So richtete ein Tornado der Kategorie F4 auf der Fujita-Skala (das bedeutet Windspitzen von 333 bis 418 km/h) am 26. August 1971 im Vallée de Joux enorme Verwüstungen an. Und am 12. Juni 1926 wurde die Stadt La Chaux-de-Fonds von einem F3-Tornado getroffen.

Was genau an diesem Montagmorgen über La Chaux-de-Fonds hereingebrochen ist – Tornado oder Downburst – werden aber wohl erst die Schadensanalysen in den kommenden Tagen zeigen.

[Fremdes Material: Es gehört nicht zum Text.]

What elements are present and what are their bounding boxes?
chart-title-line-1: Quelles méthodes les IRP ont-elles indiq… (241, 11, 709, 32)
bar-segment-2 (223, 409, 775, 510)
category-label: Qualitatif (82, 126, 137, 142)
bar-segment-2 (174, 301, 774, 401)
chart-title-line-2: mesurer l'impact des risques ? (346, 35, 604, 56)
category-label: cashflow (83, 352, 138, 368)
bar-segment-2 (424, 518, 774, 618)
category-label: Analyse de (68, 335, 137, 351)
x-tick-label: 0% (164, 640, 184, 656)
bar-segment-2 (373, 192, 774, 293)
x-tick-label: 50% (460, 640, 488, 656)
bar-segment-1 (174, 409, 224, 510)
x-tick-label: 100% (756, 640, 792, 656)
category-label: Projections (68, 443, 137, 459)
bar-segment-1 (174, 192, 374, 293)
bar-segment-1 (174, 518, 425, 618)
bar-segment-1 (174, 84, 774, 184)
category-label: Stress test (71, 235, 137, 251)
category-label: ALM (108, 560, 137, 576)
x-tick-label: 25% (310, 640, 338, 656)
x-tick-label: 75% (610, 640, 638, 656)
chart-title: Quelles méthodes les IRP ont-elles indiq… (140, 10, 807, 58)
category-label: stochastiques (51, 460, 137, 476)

«Plötzlich wurde es dunkel.»

Laurent Duvanel, Journalist

Journalist Laurent Duvanel, der selber in La Chaux-de-Fonds wohnt, berichtet vom Sturm: «Plötzlich wurde es dunkel, dann kam Hagel und schliesslich der schwere Sturm.» Die Hauptstrasse sei übersät mit Ziegelsteinen und Betonelementen von Kaminen und Häusern. «Ich sah unzählige Autos mit eingeschlagenen Scheiben vorne und hinten», so der Medienschaffende.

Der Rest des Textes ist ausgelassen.